The case is People in the Interest of A.T.S.
EMINENT DOMAIN
The principle of eminent domain empowers governments to take possession of private property for public use, so long as they provide proper compensation. There are two phases to such proceedings in Colorado: a ruling on the governmental entity’s ability to possess the property and a trial to determine the compensation amount.
Last year, the Arrowhead Colorado Metropolitan District filed a petition to condemn property owned by the Roxborough Park Foundation, which controls and maintains common areas within Roxborough Park. A private company that owns a 35-acre parcel formed the metropolitan district to create infrastructure for a proposed “Nordic spa.”
The foundation quickly sought to obtain evidence before the decision on possession of the land. The request encompassed design documents, studies, and communications between the metropolitan district and the private company.
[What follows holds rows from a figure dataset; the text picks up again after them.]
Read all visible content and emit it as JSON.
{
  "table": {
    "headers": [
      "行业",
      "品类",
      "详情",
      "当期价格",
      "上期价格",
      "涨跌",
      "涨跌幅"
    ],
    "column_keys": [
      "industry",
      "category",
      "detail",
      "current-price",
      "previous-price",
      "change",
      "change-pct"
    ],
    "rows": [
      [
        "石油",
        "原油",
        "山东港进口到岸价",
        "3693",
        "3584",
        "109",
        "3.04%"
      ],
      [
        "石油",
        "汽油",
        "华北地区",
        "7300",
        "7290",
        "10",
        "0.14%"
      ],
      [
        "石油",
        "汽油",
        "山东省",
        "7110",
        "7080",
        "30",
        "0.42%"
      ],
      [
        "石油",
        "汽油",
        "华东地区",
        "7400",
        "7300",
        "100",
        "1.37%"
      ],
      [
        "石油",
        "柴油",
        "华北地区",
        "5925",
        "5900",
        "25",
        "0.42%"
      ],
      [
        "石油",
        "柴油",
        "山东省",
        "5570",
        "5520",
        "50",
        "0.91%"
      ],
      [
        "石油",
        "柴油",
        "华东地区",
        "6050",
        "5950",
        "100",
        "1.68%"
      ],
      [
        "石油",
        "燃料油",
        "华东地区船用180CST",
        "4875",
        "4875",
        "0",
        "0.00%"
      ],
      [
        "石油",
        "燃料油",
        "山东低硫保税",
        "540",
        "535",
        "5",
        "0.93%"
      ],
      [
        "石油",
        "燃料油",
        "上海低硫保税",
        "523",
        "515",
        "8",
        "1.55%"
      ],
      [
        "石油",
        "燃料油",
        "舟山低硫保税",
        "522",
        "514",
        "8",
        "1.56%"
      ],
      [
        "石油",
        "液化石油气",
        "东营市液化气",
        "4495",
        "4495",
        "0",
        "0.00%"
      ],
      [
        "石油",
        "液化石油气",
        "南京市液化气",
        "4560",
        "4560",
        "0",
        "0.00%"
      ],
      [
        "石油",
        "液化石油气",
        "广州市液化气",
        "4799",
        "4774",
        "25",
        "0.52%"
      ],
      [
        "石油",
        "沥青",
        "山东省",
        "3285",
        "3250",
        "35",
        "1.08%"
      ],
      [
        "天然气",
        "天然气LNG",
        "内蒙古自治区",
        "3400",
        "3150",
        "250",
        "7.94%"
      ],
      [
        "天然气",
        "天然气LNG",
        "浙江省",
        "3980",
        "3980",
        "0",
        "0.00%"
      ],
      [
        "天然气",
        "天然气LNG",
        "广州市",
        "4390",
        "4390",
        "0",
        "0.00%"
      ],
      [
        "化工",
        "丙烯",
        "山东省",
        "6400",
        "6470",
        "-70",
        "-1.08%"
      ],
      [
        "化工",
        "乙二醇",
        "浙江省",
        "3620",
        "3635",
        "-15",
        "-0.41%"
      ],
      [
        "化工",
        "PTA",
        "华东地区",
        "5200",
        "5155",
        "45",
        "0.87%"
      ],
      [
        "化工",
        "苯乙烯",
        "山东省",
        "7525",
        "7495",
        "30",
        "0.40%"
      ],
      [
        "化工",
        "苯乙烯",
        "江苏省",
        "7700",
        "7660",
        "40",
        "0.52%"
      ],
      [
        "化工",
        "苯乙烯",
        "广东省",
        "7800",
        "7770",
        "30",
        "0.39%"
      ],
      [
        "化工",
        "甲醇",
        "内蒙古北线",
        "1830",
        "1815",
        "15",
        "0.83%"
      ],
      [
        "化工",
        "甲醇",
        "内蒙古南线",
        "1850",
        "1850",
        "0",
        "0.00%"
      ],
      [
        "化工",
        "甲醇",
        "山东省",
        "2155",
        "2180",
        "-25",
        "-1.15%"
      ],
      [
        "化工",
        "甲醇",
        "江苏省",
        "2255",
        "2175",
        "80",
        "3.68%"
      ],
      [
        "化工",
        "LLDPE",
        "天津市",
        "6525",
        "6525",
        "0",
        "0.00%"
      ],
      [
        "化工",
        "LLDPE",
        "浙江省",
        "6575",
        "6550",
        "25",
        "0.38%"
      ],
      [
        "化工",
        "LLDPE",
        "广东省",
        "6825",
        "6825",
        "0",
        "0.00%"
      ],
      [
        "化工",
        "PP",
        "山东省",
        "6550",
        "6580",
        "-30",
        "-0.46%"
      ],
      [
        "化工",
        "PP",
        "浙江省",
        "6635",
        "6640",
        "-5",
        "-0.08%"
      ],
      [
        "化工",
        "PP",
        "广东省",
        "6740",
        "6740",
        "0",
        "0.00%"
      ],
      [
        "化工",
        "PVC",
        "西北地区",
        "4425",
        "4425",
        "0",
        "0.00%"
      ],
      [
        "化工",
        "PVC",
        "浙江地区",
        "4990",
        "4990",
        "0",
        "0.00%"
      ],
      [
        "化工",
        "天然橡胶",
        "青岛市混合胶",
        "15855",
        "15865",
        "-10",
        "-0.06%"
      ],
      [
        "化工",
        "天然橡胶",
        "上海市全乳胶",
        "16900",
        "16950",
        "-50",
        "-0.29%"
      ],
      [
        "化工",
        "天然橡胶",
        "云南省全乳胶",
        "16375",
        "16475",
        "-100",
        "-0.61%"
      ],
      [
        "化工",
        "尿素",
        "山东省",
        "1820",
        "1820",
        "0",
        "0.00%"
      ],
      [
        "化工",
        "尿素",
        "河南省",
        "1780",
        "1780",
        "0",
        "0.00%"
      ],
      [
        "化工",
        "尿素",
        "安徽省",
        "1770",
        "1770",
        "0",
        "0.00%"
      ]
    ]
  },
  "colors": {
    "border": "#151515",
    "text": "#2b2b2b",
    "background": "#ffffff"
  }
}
In December, District Court Judge Ben Leutwyler blocked the request for evidence. He concluded the rules governing civil cases “make no provision for discovery in a condemnation action prior to the immediate possession hearing or otherwise.”
The Roxborough Park Foundation turned to the Supreme Court. Without the justices’ intervention, the foundation argued, the metropolitan district could take possession of the property and alter it immediately, and the foundation could only appeal that decision after the eventual trial for compensation. Moreover, no prior court case has addressed whether a landowner has the right to the discovery of evidence before a possession decision.
“Without discovery, the Foundation must rely solely on information the District has chosen to make public, and evidence it might cobble together from sources like third-party subpoenas and open records requests,” wrote the foundation’s lawyers. “The court’s denial of all discovery effectively precludes the Foundation from exercising its constitutional and statutory right to challenge the attempted condemnation.”
The Supreme Court directed the Arrowhead Colorado Metropolitan District to explain why it should not reverse Leutwyler’s order.
The case is Arrowhead Colorado Metropolitan District v. Roxborough Park Foundation et al.